If the Reverend is also asking, "Who can believe this stuff?" he should take a look around. These believers are comprised of educators, scientists, businessmen, housewives, doctors, nurses, lawyers, engineers, writers, editors, mechanics, architects, painters, carpenters, musicians, artists . . . the entire array of professional and occupational endeavor, both men and women, and politicians as well, past and present . . . Senators, Congressmen, Cabinet members, and Governors.

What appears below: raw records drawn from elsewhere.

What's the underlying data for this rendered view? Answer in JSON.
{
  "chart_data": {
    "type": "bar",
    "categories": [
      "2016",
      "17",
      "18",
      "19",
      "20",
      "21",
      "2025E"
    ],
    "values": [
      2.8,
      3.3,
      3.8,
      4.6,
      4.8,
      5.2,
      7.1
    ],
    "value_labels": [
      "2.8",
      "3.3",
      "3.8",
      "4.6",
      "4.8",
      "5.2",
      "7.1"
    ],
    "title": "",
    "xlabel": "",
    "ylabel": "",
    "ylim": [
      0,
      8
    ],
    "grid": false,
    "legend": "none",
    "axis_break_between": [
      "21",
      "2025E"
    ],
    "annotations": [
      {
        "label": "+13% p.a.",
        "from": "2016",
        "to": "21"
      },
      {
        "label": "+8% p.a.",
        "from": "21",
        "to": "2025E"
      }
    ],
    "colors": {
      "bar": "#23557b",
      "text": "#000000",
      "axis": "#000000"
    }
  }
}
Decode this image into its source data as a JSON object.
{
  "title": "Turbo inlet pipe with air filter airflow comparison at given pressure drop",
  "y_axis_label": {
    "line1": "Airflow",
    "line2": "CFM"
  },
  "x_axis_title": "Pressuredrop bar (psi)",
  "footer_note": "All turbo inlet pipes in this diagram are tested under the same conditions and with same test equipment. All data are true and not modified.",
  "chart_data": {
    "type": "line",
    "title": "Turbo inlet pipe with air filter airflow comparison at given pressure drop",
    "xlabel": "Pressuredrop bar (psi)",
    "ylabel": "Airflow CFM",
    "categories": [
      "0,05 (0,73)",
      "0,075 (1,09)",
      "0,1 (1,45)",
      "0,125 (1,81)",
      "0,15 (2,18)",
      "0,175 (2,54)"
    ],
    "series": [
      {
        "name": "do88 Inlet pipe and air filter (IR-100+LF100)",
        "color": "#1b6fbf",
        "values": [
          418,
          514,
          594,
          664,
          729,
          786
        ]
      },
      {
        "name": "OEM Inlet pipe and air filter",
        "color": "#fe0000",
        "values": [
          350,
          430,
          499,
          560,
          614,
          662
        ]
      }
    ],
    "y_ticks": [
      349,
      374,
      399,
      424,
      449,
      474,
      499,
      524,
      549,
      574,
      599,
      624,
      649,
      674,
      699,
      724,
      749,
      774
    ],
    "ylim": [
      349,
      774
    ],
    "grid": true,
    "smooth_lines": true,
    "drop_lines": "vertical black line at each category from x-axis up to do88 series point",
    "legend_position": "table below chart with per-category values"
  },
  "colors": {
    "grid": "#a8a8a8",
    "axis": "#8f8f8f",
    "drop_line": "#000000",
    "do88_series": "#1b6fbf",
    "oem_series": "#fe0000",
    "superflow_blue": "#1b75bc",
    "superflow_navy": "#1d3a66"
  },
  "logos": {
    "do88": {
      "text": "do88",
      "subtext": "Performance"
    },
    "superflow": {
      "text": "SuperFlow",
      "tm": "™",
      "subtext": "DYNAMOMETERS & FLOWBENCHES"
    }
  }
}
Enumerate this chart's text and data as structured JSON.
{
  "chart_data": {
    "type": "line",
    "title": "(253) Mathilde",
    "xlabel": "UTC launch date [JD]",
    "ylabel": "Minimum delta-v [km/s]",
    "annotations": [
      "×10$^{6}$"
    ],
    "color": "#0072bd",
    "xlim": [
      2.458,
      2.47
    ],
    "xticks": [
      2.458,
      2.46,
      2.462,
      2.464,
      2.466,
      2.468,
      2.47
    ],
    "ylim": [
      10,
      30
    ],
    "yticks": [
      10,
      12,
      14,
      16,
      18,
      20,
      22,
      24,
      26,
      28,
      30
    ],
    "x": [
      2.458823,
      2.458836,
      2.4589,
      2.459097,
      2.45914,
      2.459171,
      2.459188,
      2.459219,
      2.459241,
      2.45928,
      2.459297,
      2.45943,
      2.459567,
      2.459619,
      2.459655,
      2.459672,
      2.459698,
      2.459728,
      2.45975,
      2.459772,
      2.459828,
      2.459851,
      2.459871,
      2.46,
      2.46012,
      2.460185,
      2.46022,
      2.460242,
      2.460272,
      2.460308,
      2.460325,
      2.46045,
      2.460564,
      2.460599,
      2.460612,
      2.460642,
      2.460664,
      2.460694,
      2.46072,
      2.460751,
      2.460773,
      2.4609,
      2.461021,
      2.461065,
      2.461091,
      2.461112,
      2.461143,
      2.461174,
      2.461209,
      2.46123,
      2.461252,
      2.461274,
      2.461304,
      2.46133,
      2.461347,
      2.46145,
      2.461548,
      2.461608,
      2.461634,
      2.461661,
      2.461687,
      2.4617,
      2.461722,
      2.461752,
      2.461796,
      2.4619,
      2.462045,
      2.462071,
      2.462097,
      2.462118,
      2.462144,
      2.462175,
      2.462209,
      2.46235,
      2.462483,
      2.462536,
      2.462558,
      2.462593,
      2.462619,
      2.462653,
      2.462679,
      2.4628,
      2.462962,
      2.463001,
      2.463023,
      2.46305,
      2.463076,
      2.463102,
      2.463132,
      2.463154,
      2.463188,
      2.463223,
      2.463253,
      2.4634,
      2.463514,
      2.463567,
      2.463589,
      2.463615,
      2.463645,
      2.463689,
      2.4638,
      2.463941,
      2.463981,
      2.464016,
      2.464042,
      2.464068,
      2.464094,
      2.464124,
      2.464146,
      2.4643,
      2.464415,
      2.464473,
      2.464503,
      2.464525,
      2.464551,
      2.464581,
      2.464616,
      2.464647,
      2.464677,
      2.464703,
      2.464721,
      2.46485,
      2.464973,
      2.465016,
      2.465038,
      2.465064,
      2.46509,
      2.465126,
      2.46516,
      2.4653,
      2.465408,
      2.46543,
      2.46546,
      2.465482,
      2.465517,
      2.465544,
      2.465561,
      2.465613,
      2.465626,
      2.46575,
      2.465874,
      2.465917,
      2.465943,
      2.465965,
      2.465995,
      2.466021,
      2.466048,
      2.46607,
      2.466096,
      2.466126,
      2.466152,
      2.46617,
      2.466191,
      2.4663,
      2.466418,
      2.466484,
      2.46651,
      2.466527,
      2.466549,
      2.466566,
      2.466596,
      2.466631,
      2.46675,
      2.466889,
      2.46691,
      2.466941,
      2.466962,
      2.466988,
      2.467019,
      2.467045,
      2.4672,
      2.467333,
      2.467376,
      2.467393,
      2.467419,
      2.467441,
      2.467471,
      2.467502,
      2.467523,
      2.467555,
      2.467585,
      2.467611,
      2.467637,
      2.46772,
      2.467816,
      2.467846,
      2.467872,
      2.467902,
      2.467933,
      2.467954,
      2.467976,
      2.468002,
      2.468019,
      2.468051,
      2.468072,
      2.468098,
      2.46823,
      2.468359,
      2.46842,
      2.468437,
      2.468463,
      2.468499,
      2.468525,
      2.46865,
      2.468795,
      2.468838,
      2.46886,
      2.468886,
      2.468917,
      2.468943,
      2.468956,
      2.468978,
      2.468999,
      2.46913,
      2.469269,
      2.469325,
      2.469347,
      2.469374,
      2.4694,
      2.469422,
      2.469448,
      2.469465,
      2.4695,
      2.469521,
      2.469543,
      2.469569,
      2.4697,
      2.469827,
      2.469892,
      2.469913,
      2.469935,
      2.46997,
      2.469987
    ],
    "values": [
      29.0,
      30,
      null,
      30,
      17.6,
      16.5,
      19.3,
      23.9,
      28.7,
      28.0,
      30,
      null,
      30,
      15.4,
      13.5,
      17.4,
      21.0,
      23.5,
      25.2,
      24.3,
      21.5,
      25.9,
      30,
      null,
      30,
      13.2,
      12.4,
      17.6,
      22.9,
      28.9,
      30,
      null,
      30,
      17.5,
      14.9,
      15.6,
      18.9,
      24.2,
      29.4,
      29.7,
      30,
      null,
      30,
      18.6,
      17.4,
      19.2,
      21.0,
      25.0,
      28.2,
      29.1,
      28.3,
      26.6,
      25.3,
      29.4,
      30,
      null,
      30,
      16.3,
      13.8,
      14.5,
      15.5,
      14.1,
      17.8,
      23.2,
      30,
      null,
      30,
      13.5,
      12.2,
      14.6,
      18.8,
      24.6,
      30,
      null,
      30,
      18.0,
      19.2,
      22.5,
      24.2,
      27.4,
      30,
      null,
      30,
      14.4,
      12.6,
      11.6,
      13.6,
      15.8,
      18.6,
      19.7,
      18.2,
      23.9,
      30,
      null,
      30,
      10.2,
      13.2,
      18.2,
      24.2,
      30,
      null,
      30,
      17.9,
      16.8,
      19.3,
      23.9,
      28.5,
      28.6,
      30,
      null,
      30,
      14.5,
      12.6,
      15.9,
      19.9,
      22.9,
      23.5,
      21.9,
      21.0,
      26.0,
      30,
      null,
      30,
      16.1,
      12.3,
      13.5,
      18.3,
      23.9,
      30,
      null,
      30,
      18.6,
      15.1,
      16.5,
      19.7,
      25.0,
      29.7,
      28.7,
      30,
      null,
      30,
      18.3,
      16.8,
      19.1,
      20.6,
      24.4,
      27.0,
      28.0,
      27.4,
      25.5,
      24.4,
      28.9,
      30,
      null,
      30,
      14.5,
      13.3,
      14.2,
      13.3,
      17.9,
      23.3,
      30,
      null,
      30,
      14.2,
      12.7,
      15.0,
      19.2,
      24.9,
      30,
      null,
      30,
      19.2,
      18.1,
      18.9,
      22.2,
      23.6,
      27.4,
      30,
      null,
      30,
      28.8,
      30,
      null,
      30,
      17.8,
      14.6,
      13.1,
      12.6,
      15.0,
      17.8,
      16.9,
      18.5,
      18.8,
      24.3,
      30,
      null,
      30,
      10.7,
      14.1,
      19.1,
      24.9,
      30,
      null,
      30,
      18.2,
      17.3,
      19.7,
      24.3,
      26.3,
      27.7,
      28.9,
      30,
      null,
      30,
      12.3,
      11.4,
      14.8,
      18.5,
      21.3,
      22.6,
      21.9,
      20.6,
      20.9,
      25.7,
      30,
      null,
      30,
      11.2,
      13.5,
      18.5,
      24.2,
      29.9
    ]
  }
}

We have a flourishing, vital Church, with members like Governor Romney and many others, who may well be capable of leading this nation, but who may be denied the opportunity because many Evangelicals, in particular, can't fathom that good, moral, intelligent human beings can "believe such stuff." They think that something must be fundamentally haywire with these folks.
They have a deeper concern. Evangelicals fear that a Mormon President would open the door to further Mormon conversions, in their view, a sure ticket to Hell. The answer, beneficent in their minds, is to stop some potential converts from wandering into the Mormon fold by assuring that these United States are never led by a believing Latter-day Saint, regardless of his qualifications and love of country. So it is that this favored but troubled land could be deprived of sound leadership, because a powerful religious minority fears those who hold differing perspectives of Christian doctrine, never mind they may be persons of integrity, capability, vision and patriotism.